„Jeder Mensch hat einen Engel“

Bezirksheimatpfleger Dr. Peter Fassl erläuterte bei der Ausstellungseröffnung in Thierhaupten viel Wissenswertes über Engel und Putten.
 
Freundeskreisvorsitzender Fritz Hölzl (links) und Bezirksheimatpfleger Dr. Peter Fassl sind Stolz über die sehenswerte Fotoausstellung „Engelskinder in Schwaben“, die in Thierhaupten präsentiert wird.
Thierhaupten: Kloster | Ausstellung. Fotos von Engelkinder und Putten in Schwaben ziehen Besucher an

Von Claus Braun

Thierhaupten. Mit dem neunten Engerlmarkt in Thierhaupten wurde am vergangenen Samstag auch die Fotoausstellung der Heimatpflege des Bezirks Schwaben zum Thema „Engelskinder in Schwaben“ mit Fotografien von Wilfried Edelmann eröffnet. Ergänzt wird die begehrte Ausstellung von Bildern aus der ehemaligen Klosterkirche Thierhaupten.

Voller Stolz begrüßte Fritz Hölzl am vergangenen Samstag die Gäste zur Ausstellungseröffnung. Hölzl steht seit 30 Jahren dem Freundeskreis des Klosters Thierhaupten vor, der die Ausstellung verantwortlich betreut. „Wir haben es uns satzungsgemäß zur Aufgabe gemacht, Geschichte und Kultur des Klosters zu beleben, so Hölzl, der diese Aufgabe in den letzten drei Jahrzehnten als sehr erfolgreich in Angriff genommen sieht. Ein wesentlicher Teil hierzu ist neben Klosterkonzerten auch die Reihe der Ausstellungen, die der Freundeskreis seit Jahren als Begleitprogramm zum Engerlmarkt aufbietet. „Nach der letztjährigen Bilderausstellung „Bräuche in Bayerisch-Schwaben“ fiel auch dieses Jahr die Entscheidung pro einer Fotoausstellung des Bezirks“, so Hölzl.

Auch war schnell die Idee geboren, die Ausstellung mit Fotos aus der benachbarten ehemaligen Klosterkirche und heutigen Pfarrkirche St. Peter und Paul zu bereichern. Bereits bei der Eröffnung wurden die Bilder, die Claus Braun für den Freundeskreis fotografiert hat, bestaunt und so viele schöne Details aus der eigenen Pfarrkirche entdeckt.

Einführende Worte zur Ausstellung sprach Bezirksheimatpfleger Dr. Peter Fassl, der ebenso wie Unterallgäus Kreisheimatpfleger Peter Kern anwesend war. Dr.

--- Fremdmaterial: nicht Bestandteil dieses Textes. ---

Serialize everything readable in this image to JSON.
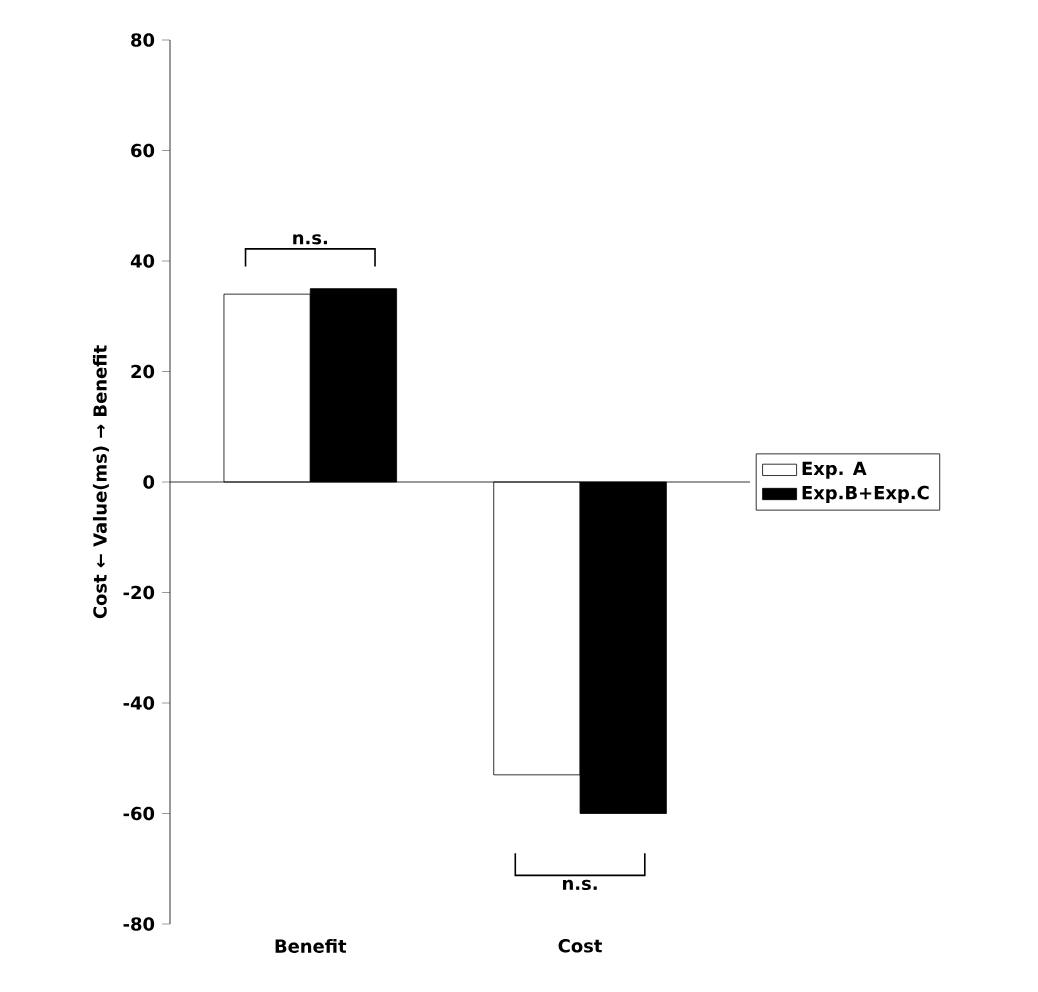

Fassl stellte fest, dass obwohl Engel und Putten im Glauben eine wichtige Rolle einnehmen, diese von Kunsthistorikern schlichtweg übersehen wurden! Auch lässt sich belegen, dass jeder Mensch seinen eigenen Engel hat, so Dr. Fassl. Engel gibt es im Alten und Neuen Testament ebenso im Koran. „Somit haben die Engel Verbindendes!“

Nach den Ausführungen des Kreisheimatpflegers dienten als Modelle für die Putten, die häufig in Holz geschnitzt und dann erst mit einer Gipsschicht und Gold überzogen wurden, die Kinder der Künstler oder Kinder im Ort. Bemerkenswert ist laut Dr. Fassl die häufige Darstellung der Putten, deren Geschichte von der Antike bis zur Hochzeit im Barock reicht, als spielende Kinder, die Schabernack treiben oder eifrig turnen. Ein ganz wichtiger Aspekt in der Bedeutung der Engel ist auch in der Trauerbewältigung zu sehen: aufgrund der hohen Kindersterblichkeit in den früheren Jahren war es den Angehörigen ein ungehörig großer Trost zu wissen, dass ihre verstorbenen Kinder als Engel im Himmel weiterleben!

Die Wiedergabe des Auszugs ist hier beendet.